Several weeks ago Serengeti officials admitted that two of the Moru area’s 31 black rhinos had been killed by poachers… in April! We probably wouldn’t even have learned of this if the Member of Parliament for the area hadn’t announced the killings at an irate press conference the end of last month.
There’s only one reason park authorities kept the lid on the story: they’re a part of it.
When the Minister of Natural Resources & Tourism read about the MP’s press conference, he immediately fired 4 park officials and suspended another 28.
And I won’t be the least surprised if all the posturing, firings and elaborate news conferences are simply part of a smokescreen to hide the culpable.
The demand for rhino horn is skyrocketing as Asian economies emerge from the recession. The main markets for rhino horn are Vietnam and China, where apothecaries use them in combination animal powders primarily as fever reducers. Ever heard of aspirin?
The great irony is that the rhinos which were killed were progeny of black rhinos removed from the Serengeti more than 20 years ago and nurtured in South Africa as a strategy to protect the species when poaching was simply out of control.
I remember in the early 1980s when I was with one of my photographers in Lake Manyara on a routine photo shoot. He was an ex-Marine and hunter and as we were inconsequentially continuing down the lake side road we saw a mid-size rhino dead in the grass.
Ken, my photographer, got out of the vehicle and examined the very recent kill. The horn had been sliced off, but he believed he could tell the type of gun which had successfully made the heart shot.
We raced back towards park headquarters and passed some rangers walking along the road. I stopped the vehicle to explain to them that a rhino had been poached several miles back, but they insisted they knew about it and that it was a natural death.
Meanwhile, Ken was whispering in my ear that they carried the guns that killed the animal.

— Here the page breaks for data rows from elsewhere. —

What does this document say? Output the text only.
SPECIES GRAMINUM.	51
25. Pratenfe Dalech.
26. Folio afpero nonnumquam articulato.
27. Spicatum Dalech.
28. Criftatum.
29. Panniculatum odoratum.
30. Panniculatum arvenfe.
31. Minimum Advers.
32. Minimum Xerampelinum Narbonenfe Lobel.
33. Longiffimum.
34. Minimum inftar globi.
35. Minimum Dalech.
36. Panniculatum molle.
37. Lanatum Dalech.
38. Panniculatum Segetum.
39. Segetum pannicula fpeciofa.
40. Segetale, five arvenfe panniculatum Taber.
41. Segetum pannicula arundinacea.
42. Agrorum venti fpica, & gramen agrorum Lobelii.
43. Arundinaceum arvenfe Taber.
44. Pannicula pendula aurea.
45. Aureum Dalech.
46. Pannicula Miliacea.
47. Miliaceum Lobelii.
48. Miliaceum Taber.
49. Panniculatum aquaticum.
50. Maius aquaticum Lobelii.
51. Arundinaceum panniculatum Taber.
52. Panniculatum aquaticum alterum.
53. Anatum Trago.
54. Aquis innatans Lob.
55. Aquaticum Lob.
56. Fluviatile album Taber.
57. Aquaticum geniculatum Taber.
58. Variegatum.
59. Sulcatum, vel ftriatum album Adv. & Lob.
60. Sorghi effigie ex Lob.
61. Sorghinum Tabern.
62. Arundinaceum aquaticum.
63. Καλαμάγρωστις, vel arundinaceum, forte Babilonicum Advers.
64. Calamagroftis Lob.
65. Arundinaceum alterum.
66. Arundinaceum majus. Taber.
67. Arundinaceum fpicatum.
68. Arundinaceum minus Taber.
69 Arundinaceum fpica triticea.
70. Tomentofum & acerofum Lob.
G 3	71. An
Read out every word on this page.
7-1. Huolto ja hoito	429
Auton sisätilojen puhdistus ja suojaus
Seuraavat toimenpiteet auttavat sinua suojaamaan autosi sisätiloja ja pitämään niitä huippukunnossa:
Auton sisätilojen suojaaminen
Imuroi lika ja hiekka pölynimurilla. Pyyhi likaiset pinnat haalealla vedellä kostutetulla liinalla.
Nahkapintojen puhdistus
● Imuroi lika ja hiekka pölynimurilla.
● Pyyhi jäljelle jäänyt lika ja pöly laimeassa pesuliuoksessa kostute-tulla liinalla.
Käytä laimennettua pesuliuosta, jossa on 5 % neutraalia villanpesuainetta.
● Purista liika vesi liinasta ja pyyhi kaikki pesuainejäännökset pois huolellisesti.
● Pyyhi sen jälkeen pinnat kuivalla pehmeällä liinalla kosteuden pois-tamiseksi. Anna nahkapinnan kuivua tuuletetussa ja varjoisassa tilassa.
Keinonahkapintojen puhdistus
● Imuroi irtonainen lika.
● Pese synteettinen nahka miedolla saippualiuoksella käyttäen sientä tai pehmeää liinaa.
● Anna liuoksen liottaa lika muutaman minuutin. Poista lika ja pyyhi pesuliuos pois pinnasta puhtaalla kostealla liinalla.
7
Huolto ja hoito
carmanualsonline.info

The temptation of insiders to stage an in-house crime increases as the loot does, and right now the loot is high as regards rhino horn. It was back then, too, when ranger salaries were so pitifully low. By our standards they’re still low, but nowhere near where they were, and now many would argue quite reasonable.
But what isn’t reasonable is what Asian consumers will pay for pulverized carotene of priceless, endangered animals, to use as medicines that don’t work. Much less the governments complicit in their crimes.
There are many more people wrapped into this evil doing than the simple poor two rhino that were killed.